Manhattan District Attorney Cyrus R. Vance Jr. said the indictment brings Weinstein “another step closer to accountability.”
The announcement came hours after Weinstein’s lawyers said he’d decline to testify before the grand jury because there wasn’t enough time to prepare him and “political pressure” made an indictment unavoidable.
A statement issued through a Weinstein spokesman said the 66-year-old film producer, who has denied the allegations, learned of the specific charges and the accusers’ identities only after turning himself in Friday. With a deadline set for Wednesday afternoon to testify or not, his request for more time was denied, the statement said.
“Finally, Mr. Weinstein’s attorneys noted that regardless of how compelling Mr. Weinstein’s personal testimony might be, an indictment was inevitable due to the unfair political pressure being placed on Cy Vance to secure a conviction of Mr. Weinstein,” the statement said, referring to Manhattan District Attorney Cyrus R. Vance Jr.
Vance said in a statement that the Weinstein camp’s “recent assault on the integrity of the survivors and the legal process is predictable.”
“We are confident that when the jury hears the evidence, it will reject these attacks out of hand,” Vance said.

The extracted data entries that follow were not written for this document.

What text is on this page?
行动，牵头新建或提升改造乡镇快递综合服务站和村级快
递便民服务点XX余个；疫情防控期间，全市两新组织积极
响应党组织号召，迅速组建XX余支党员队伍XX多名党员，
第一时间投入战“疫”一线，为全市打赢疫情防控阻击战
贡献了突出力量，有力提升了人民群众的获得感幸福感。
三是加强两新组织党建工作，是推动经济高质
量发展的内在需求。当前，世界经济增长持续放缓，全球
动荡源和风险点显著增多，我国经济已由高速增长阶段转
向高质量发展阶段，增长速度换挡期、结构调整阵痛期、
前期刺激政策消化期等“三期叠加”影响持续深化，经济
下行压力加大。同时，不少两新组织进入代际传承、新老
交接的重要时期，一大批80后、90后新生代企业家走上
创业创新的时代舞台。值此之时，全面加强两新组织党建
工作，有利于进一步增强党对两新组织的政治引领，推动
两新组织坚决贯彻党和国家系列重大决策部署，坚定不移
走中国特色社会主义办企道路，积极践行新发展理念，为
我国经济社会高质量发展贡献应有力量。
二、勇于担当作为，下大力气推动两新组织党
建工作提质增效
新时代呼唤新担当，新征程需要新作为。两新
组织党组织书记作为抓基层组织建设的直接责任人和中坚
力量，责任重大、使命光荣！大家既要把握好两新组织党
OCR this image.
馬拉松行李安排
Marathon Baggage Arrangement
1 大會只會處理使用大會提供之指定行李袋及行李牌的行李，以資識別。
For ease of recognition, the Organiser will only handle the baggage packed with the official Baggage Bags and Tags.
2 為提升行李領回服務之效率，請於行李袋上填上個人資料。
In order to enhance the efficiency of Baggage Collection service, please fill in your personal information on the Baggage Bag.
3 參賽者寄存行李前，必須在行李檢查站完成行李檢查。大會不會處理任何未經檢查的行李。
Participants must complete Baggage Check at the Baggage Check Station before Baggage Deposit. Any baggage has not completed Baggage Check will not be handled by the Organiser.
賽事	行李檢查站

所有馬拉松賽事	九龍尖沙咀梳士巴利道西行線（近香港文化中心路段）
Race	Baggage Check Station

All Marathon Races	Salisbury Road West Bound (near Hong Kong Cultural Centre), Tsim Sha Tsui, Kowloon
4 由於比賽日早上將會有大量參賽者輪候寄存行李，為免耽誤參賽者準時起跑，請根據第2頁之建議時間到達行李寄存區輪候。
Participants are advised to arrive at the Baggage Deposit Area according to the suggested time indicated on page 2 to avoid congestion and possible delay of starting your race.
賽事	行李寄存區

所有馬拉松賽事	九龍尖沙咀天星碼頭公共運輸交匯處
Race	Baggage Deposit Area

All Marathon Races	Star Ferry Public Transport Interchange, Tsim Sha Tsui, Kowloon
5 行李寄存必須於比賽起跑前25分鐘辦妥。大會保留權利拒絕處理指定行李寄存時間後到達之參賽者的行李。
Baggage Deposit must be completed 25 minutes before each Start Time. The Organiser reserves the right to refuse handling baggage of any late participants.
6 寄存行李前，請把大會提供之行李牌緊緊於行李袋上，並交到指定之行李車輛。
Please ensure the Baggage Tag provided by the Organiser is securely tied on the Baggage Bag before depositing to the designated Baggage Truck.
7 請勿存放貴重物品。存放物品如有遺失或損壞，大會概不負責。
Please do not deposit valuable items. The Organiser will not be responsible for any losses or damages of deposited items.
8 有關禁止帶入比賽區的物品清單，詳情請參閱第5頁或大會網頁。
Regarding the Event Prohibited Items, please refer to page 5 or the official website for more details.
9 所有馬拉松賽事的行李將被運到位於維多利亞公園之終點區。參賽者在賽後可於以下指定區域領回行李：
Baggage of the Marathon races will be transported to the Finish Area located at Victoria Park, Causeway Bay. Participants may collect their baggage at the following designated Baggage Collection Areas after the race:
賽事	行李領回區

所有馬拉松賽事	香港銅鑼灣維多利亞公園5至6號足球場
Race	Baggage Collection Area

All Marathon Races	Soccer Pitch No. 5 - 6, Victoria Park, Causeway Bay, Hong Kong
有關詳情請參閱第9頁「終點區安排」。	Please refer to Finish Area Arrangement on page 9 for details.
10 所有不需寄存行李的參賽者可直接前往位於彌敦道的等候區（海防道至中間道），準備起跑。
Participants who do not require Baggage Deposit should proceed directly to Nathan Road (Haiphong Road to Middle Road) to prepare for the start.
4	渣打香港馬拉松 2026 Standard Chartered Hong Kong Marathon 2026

Weinstein was charged Friday with rape and criminal sex act charges involving two women in New York, as a grand jury continued hearing evidence in the case; the panel has been at work for weeks. Defendants have the right to testify in a grand jury’s secret proceedings but often don’t, for various reasons.
Weinstein faces rape and criminal sex act charges involving two women in New York. Dozens more women have accused him of sexual misconduct ranging from harassment to assault in various locales.
He has denied all allegations of nonconsensual sex, and his lawyer, Benjamin Brafman, said Tuesday that Weinstein was “confident he’s going to clear his name” in the New York prosecution.
Brafman called the rape allegation “absurd,” saying that the accuser and Weinstein had a decade-long, consensual sexual relationship that continued after the alleged 2013 attack.
The woman, who hasn’t been identified publicly, told investigators Weinstein confined her in a hotel room and raped her.
The other accuser in the case, former actress Lucia Evans, has gone public with her account of Weinstein forcing her to perform oral sex at his office in 2004. The Associated Press does not identify alleged victims of sexual assaults unless they come forward publicly.
Vance, a Democrat, came under public pressure from women’s groups to prosecute Weinstein after declining to do so in 2015, when an Italian model went to police to say Weinstein had groped her during a meeting.
Police set up a sting in which the woman recorded herself confronting Weinstein and him apologizing for his conduct. But Vance decided there wasn’t enough evidence to bring charges.
Gov. Andrew Cuomo, also a Democrat, ordered the state attorney general to investigate how Vance handled that matter.